Les gloires du passé ne correspondent pas à un présent tout aussi glorieux. Les anciennes villes caravanières comme Tombouctou et Gao sont aujourd’hui en fort déclin, marquées par l’isolement, l’avancée du désert et le terrorisme.
Le charme inchangé de la rivière
Mais le Niger, malgré les alarmes environnementales et l'instabilité des régions qu'il traverse, conserve son charme inchangé. « Naviguer sur ses eaux est une expérience profondément touchante », poursuit Marco Aime. « Si la célèbre ascension du fleuve Congo, magistralement narrée par Joseph Conrad, signifiait pénétrer au « cœur des ténèbres » de l'Afrique, parcourir les eaux gluantes du Niger, c'est comme aller vers un néant toujours plus lumineux, toujours plus pâle, où tout est se dissout lentement ».

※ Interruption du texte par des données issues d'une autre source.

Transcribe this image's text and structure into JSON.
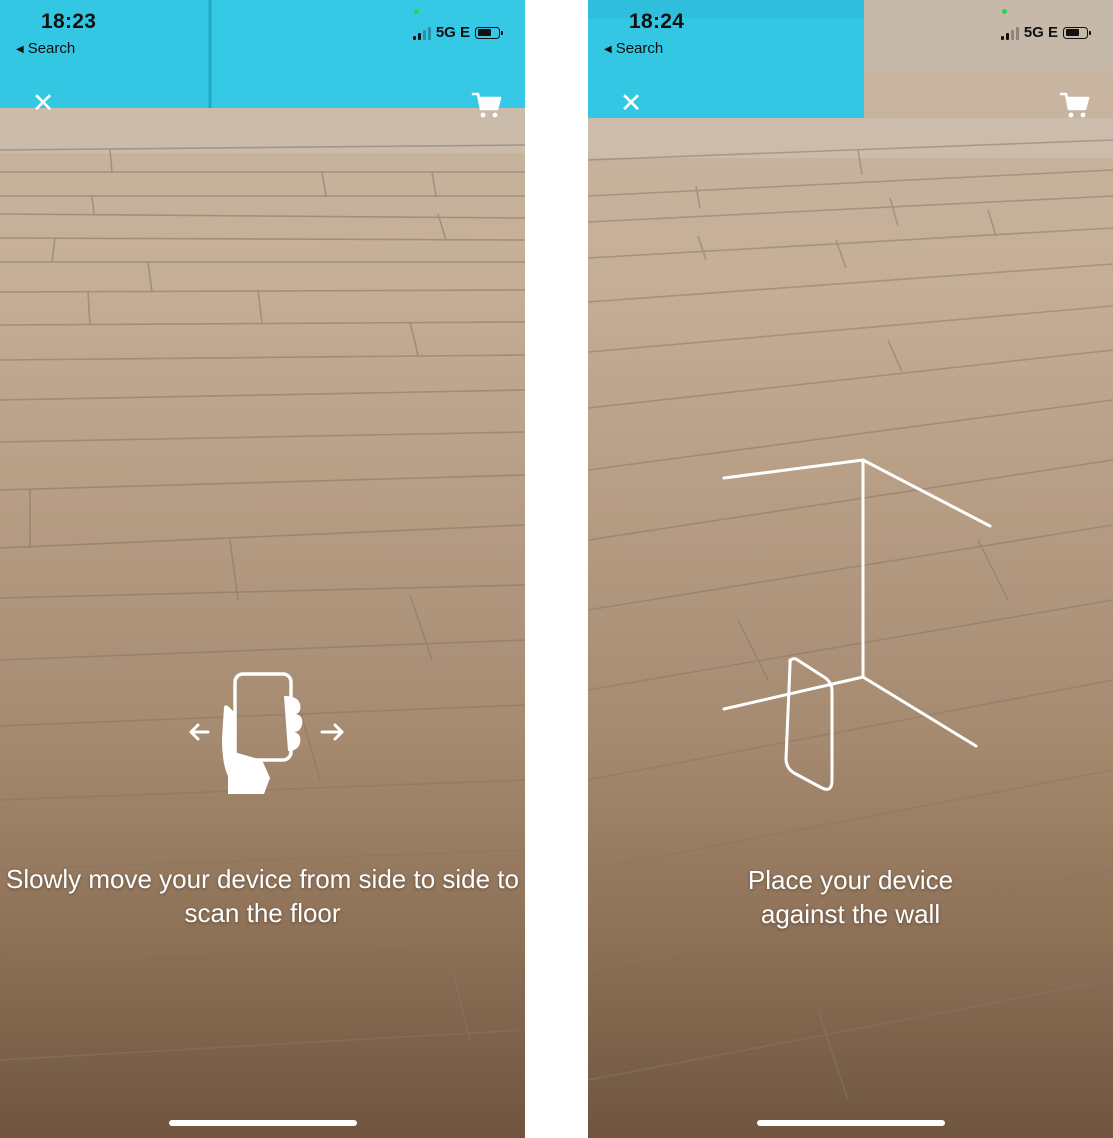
{
  "screens": [
    {
      "status_bar": {
        "time": "18:23",
        "back_label": "Search",
        "network": "5G E",
        "signal_bars": 4,
        "signal_active": 2,
        "battery_level": 0.6
      },
      "icons": {
        "close": "close-icon",
        "cart": "cart-icon",
        "illustration": "hand-holding-phone-icon",
        "left_arrow": "arrow-left-icon",
        "right_arrow": "arrow-right-icon"
      },
      "instruction": "Slowly move your device from side to side to scan the floor"
    },
    {
      "status_bar": {
        "time": "18:24",
        "back_label": "Search",
        "network": "5G E",
        "signal_bars": 4,
        "signal_active": 2,
        "battery_level": 0.6
      },
      "icons": {
        "close": "close-icon",
        "cart": "cart-icon",
        "illustration": "phone-against-wall-icon"
      },
      "instruction": "Place your device against the wall"
    }
  ],
  "colors": {
    "sofa": "#2fc6e4",
    "overlay_text": "#ffffff",
    "status_text": "#111111"
  }
}
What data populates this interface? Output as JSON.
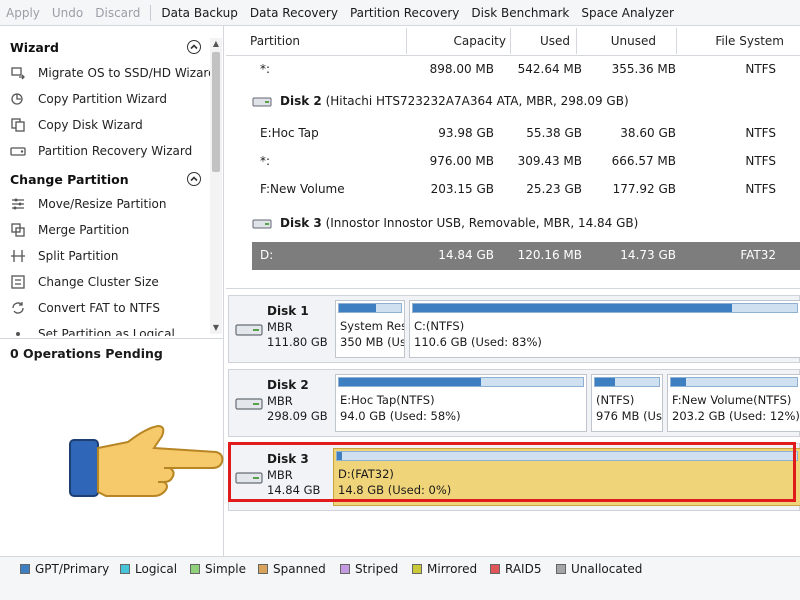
{
  "toolbar": {
    "apply": "Apply",
    "undo": "Undo",
    "discard": "Discard",
    "data_backup": "Data Backup",
    "data_recovery": "Data Recovery",
    "partition_recovery": "Partition Recovery",
    "disk_benchmark": "Disk Benchmark",
    "space_analyzer": "Space Analyzer"
  },
  "sidebar": {
    "wizard_title": "Wizard",
    "wizard_items": [
      {
        "label": "Migrate OS to SSD/HD Wizard",
        "icon": "migrate-os-icon"
      },
      {
        "label": "Copy Partition Wizard",
        "icon": "copy-partition-icon"
      },
      {
        "label": "Copy Disk Wizard",
        "icon": "copy-disk-icon"
      },
      {
        "label": "Partition Recovery Wizard",
        "icon": "partition-recovery-icon"
      }
    ],
    "change_title": "Change Partition",
    "change_items": [
      {
        "label": "Move/Resize Partition",
        "icon": "move-resize-icon"
      },
      {
        "label": "Merge Partition",
        "icon": "merge-icon"
      },
      {
        "label": "Split Partition",
        "icon": "split-icon"
      },
      {
        "label": "Change Cluster Size",
        "icon": "cluster-size-icon"
      },
      {
        "label": "Convert FAT to NTFS",
        "icon": "convert-icon"
      },
      {
        "label": "Set Partition as Logical",
        "icon": "logical-icon"
      }
    ],
    "operations_pending": "0 Operations Pending"
  },
  "table": {
    "columns": [
      "Partition",
      "Capacity",
      "Used",
      "Unused",
      "File System"
    ],
    "rows": [
      {
        "kind": "part",
        "partition": "*:",
        "capacity": "898.00 MB",
        "used": "542.64 MB",
        "unused": "355.36 MB",
        "fs": "NTFS"
      },
      {
        "kind": "disk",
        "name": "Disk 2",
        "desc": "(Hitachi HTS723232A7A364 ATA, MBR, 298.09 GB)"
      },
      {
        "kind": "part",
        "partition": "E:Hoc Tap",
        "capacity": "93.98 GB",
        "used": "55.38 GB",
        "unused": "38.60 GB",
        "fs": "NTFS"
      },
      {
        "kind": "part",
        "partition": "*:",
        "capacity": "976.00 MB",
        "used": "309.43 MB",
        "unused": "666.57 MB",
        "fs": "NTFS"
      },
      {
        "kind": "part",
        "partition": "F:New Volume",
        "capacity": "203.15 GB",
        "used": "25.23 GB",
        "unused": "177.92 GB",
        "fs": "NTFS"
      },
      {
        "kind": "disk",
        "name": "Disk 3",
        "desc": "(Innostor Innostor USB, Removable, MBR, 14.84 GB)"
      },
      {
        "kind": "part",
        "selected": true,
        "partition": "D:",
        "capacity": "14.84 GB",
        "used": "120.16 MB",
        "unused": "14.73 GB",
        "fs": "FAT32"
      }
    ]
  },
  "disks": [
    {
      "name": "Disk 1",
      "type": "MBR",
      "size": "111.80 GB",
      "partitions": [
        {
          "l1": "System Rese",
          "l2": "350 MB (Use",
          "used_fraction": 0.6
        },
        {
          "l1": "C:(NTFS)",
          "l2": "110.6 GB (Used: 83%)",
          "used_fraction": 0.83
        }
      ]
    },
    {
      "name": "Disk 2",
      "type": "MBR",
      "size": "298.09 GB",
      "partitions": [
        {
          "l1": "E:Hoc Tap(NTFS)",
          "l2": "94.0 GB (Used: 58%)",
          "used_fraction": 0.58
        },
        {
          "l1": "(NTFS)",
          "l2": "976 MB (Use",
          "used_fraction": 0.32
        },
        {
          "l1": "F:New Volume(NTFS)",
          "l2": "203.2 GB (Used: 12%)",
          "used_fraction": 0.12
        }
      ]
    },
    {
      "name": "Disk 3",
      "type": "MBR",
      "size": "14.84 GB",
      "partitions": [
        {
          "l1": "D:(FAT32)",
          "l2": "14.8 GB (Used: 0%)",
          "used_fraction": 0.01
        }
      ]
    }
  ],
  "legend": [
    {
      "label": "GPT/Primary",
      "color": "#3d7fc0"
    },
    {
      "label": "Logical",
      "color": "#46c3d6"
    },
    {
      "label": "Simple",
      "color": "#8fd17a"
    },
    {
      "label": "Spanned",
      "color": "#d8a35a"
    },
    {
      "label": "Striped",
      "color": "#c39be0"
    },
    {
      "label": "Mirrored",
      "color": "#c9c93a"
    },
    {
      "label": "RAID5",
      "color": "#e05656"
    },
    {
      "label": "Unallocated",
      "color": "#a5a5a5"
    }
  ],
  "colors": {
    "highlight": "#e01b1b",
    "selected_partition": "#f0d47a",
    "selected_row": "#7d7d7d"
  }
}
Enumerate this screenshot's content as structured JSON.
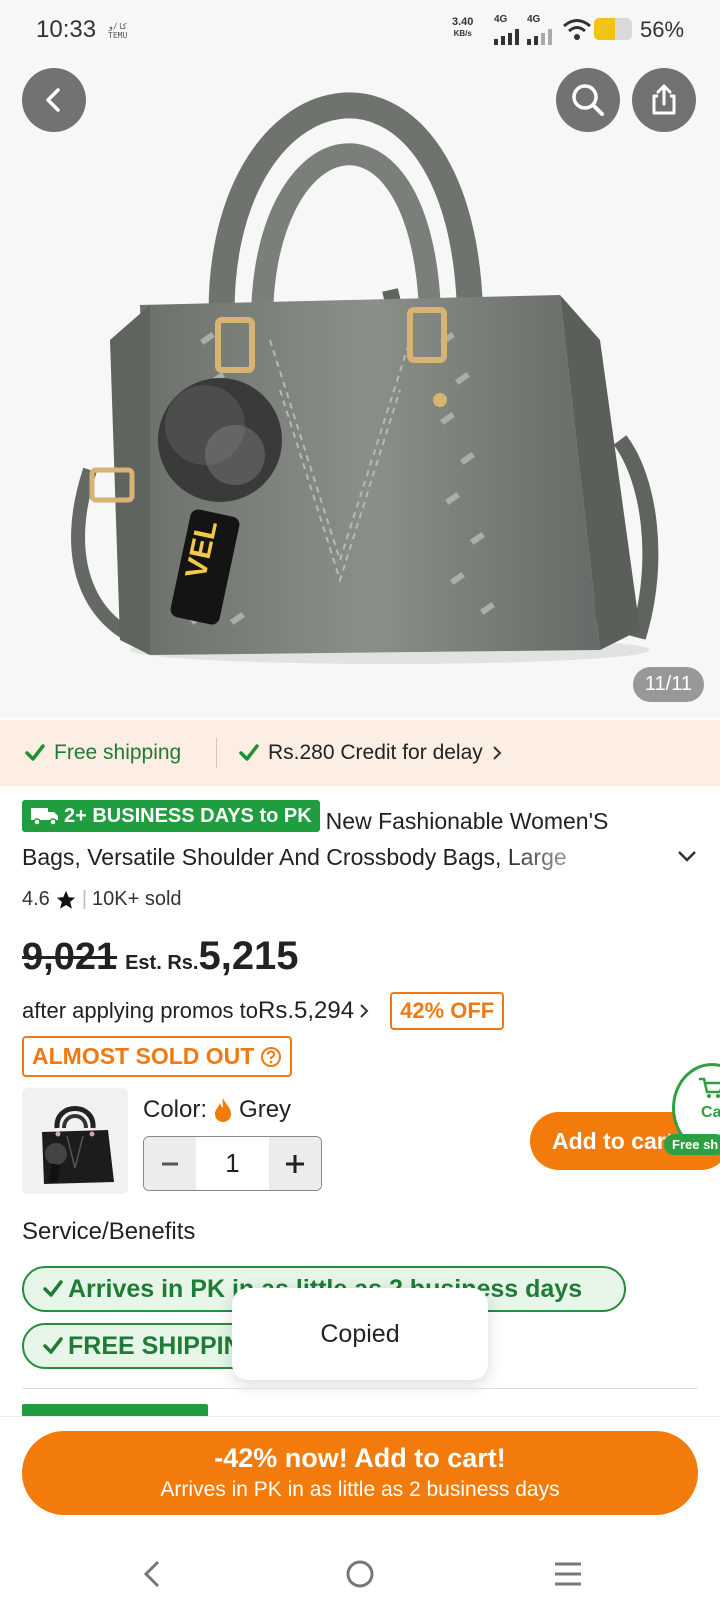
{
  "status_bar": {
    "time": "10:33",
    "app_mark_line1": "ﻛﺎ/ﻭ",
    "app_mark_line2": "TEMU",
    "net_speed": "3.40",
    "net_unit": "KB/s",
    "net_type_1": "4G",
    "net_type_2": "4G",
    "battery_percent": "56%",
    "battery_level": 0.56
  },
  "gallery": {
    "counter": "11/11",
    "back_icon": "chevron-left-icon",
    "search_icon": "search-icon",
    "share_icon": "share-icon"
  },
  "shipping_strip": {
    "free_shipping": "Free shipping",
    "credit": "Rs.280 Credit for delay"
  },
  "product": {
    "badge": "2+ BUSINESS DAYS to PK",
    "title_line1": "New Fashionable Women'S",
    "title_line2": "Bags, Versatile Shoulder And Crossbody Bags, Large",
    "rating": "4.6",
    "sold": "10K+ sold",
    "old_price": "9,021",
    "est_label": "Est. Rs.",
    "new_price": "5,215",
    "promo_text": "after applying promos to ",
    "promo_price": "Rs.5,294",
    "off_badge": "42% OFF",
    "stock_warning": "ALMOST SOLD OUT"
  },
  "options": {
    "color_label": "Color:",
    "color_value": "Grey",
    "quantity": "1",
    "add_to_cart": "Add to cart",
    "cart_peek": "Ca",
    "free_ship_tag": "Free sh"
  },
  "services": {
    "title": "Service/Benefits",
    "pill1": "Arrives in PK in as little as 2 business days",
    "pill2": "FREE SHIPPING"
  },
  "toast": {
    "text": "Copied"
  },
  "bottom_cta": {
    "main": "-42% now! Add to cart!",
    "sub": "Arrives in PK in as little as 2 business days"
  },
  "colors": {
    "accent": "#f37b0b",
    "green": "#1f9d3f",
    "strip_bg": "#fdeee3"
  }
}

On avance au rythme lent des pinasses, avec leurs voiles faites de sacs de ciment cousus ensemble. Des patchs énormes qui interceptent les brises fatiguées du fleuve, pour pousser les personnes et les marchandises. « Sur les bords défilent lentement des villages faits de maisons en terre et de dômes de paille. Les troupeaux de bergers nomades font partie du paysage, tout comme les petites pirogues des pêcheurs à la recherche d'un bon endroit pour jeter leurs filets ». C’est ce paysage inchangé qui a inspiré Ali Farka Touré, le roi du blues sahélien, guitariste et chanteur malien disparu en 2006, dont la musique vibrante est née sur les rives du Niger et puise sa force dans ses eaux. « Des sons uniques », souligne Marco Aimé, « qui oscillent entre douceur et désespoir avec une simplicité que seule la vraie vie dans cette partie de l'Afrique peut exprimer ».